We open with narration from Samuel -- the new Mohinder -- as Sylar takes off his shirt to look at his wounds in a mirror. Samuel wonders what a man is without memory: a ghost? A body in search of a soul? Cut to Nathan's office, with a mini Empire State Building figurine, a ticking clock, and a picture of Nathan and Peter on the desk. Is this our way of saying goodbye to Nathan for good? Samuel continues wondering -- "With no compass to guide us, how can we know if our destiny is to obey the good? Or obey the demons that whisper in our ear?" -- as we first see Peter sitting next to an unconscious Hiro in the hospital and then Emma looking fearfully at the giant crevasse she left in her wall. I imagine she's thinking, "Now I'll never get my deposit back!" Samuel goes on about how a blank slate hungers to be written upon as we move on to HRG on a computer. He finishes with, "The body thrives, when the heart has a mission," as we pan up Hiro's hospital blanket and across the words "Chapter Five: Tabula Rasa." Not exactly the most original episode title (see Buffy, Lost, and various others.

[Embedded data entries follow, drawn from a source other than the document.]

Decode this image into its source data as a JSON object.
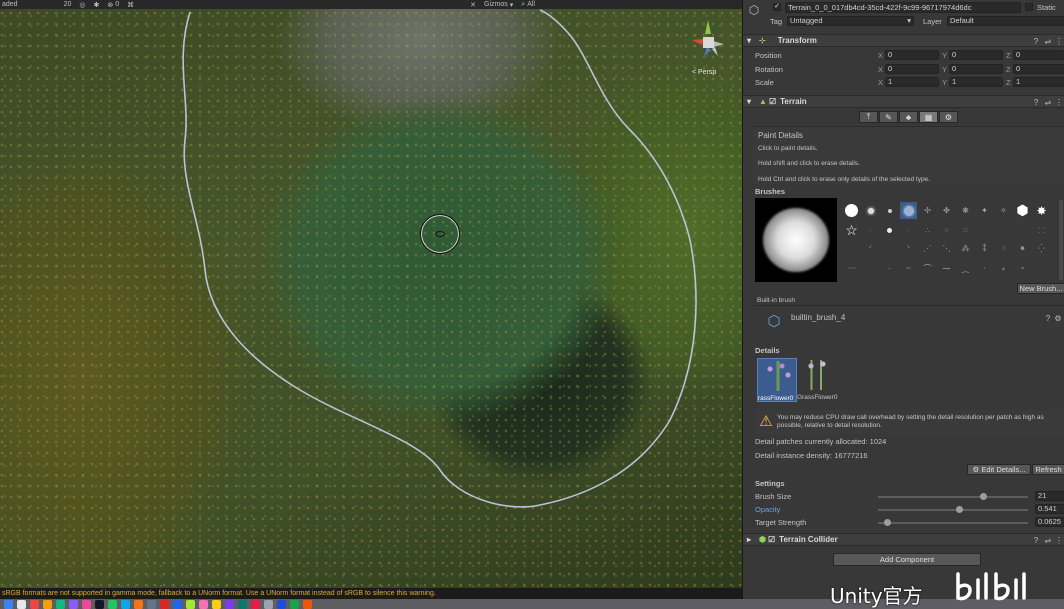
{
  "scene": {
    "toolbar": {
      "shading_mode": "aded",
      "scene_camera_value": "20",
      "audio_value": "0",
      "gizmos_label": "Gizmos",
      "search_value": "All"
    },
    "perspective_label": "< Persp",
    "status_message": "sRGB formats are not supported in gamma mode, fallback to a UNorm format. Use a UNorm format instead of sRGB to silence this warning."
  },
  "inspector": {
    "object_name": "Terrain_0_0_017db4cd-35cd-422f-9c99-96717974d6dc",
    "static_label": "Static",
    "tag_label": "Tag",
    "tag_value": "Untagged",
    "layer_label": "Layer",
    "layer_value": "Default",
    "transform": {
      "title": "Transform",
      "rows": [
        {
          "label": "Position",
          "x": "0",
          "y": "0",
          "z": "0"
        },
        {
          "label": "Rotation",
          "x": "0",
          "y": "0",
          "z": "0"
        },
        {
          "label": "Scale",
          "x": "1",
          "y": "1",
          "z": "1"
        }
      ],
      "axis_x": "X",
      "axis_y": "Y",
      "axis_z": "Z"
    },
    "terrain": {
      "title": "Terrain",
      "tool_title": "Paint Details",
      "hints": [
        "Click to paint details.",
        "Hold shift and click to erase details.",
        "Hold Ctrl and click to erase only details of the selected type."
      ],
      "brushes_label": "Brushes",
      "new_brush_label": "New Brush...",
      "builtin_label": "Built-in brush",
      "brush_name": "builtin_brush_4",
      "details_label": "Details",
      "detail_items": [
        "rassFlower0",
        "GrassFlower0"
      ],
      "warning": "You may reduce CPU draw call overhead by setting the detail resolution per patch as high as possible, relative to detail resolution.",
      "patches_text": "Detail patches currently allocated: 1024",
      "density_text": "Detail instance density: 16777216",
      "edit_details_label": "Edit Details...",
      "refresh_label": "Refresh",
      "settings_label": "Settings",
      "settings": [
        {
          "label": "Brush Size",
          "value": "21",
          "fraction": 0.7,
          "highlight": false
        },
        {
          "label": "Opacity",
          "value": "0.541",
          "fraction": 0.541,
          "highlight": true
        },
        {
          "label": "Target Strength",
          "value": "0.0625",
          "fraction": 0.0625,
          "highlight": false
        }
      ]
    },
    "collider": {
      "title": "Terrain Collider"
    },
    "add_component_label": "Add Component"
  },
  "watermark": {
    "text": "Unity官方"
  },
  "colors": {
    "warning_text": "#e2a83a",
    "selection_blue": "#3b5c8e",
    "highlight_label": "#6ea0e0"
  }
}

Hiro wakes up and Peter wonders how he's feeling. Hiro doesn't answer, so Peter reminds him that he collapsed and asks if he remembers. Hiro doesn't exactly say yes, but he surmises that Peter must have brought him to the hospital. Or, you know, called an ambulance. After all, I don't think he's carrying anyone anywhere with that lame seeing-sounds power he's been dragging around. Although, I guess he could have borrowed Hiro's power and teleported them both to the hospital. Peter tells Hiro that the doctors told him Hiro's very sick. And it's so appropriate for the doctors to tell Peter this, right? Hiro says he knows he has a brain tumor and is dying, but he didn't want to admit it would happen so soon. Peter thinks that perhaps Hiro was brought to him so that Peter could help Hiro through this time since he's helped a lot of people at the end of their lives (back when he was a hospice nurse). Hiro says maybe, but maybe not, since destiny's mostly been sending him to places where he needs to undo wrongs. Now, first off, why would Peter act like destiny brought Hiro here instead of him coming on his own? Peter wouldn't know that Hiro's lost control of his power, would he? So shouldn't he have assumed that Hiro came here on his own? Anyway, Hiro thinks maybe destiny brought him here to fix a problem in Peter's life. Peter says his life is perfect (except for the emptiness inside, the Sylar brother, the evil mother, the fact that he can no longer be the all-powerful hero he once was, and his unrequited crush on Emma), so it can't be that. He offers that maybe Hiro came here so Peter could fix him, since there are ways to heal sick people -- just not with doctors. Peter borrows Hiro's power (so he didn't have it before!) and takes off to get help. Before he leaves, though, he bumps into Emma. She wonders if he sent a cello to her apartment (he didn't), and then says there's something wrong with her ability. He brushes her off and says to talk to Hiro, who knows more about powers than anyone he can think of. To prove this, Hiro's reading a superhero comic book in his bed. I guess he carries that with him in case of sudden teleportation.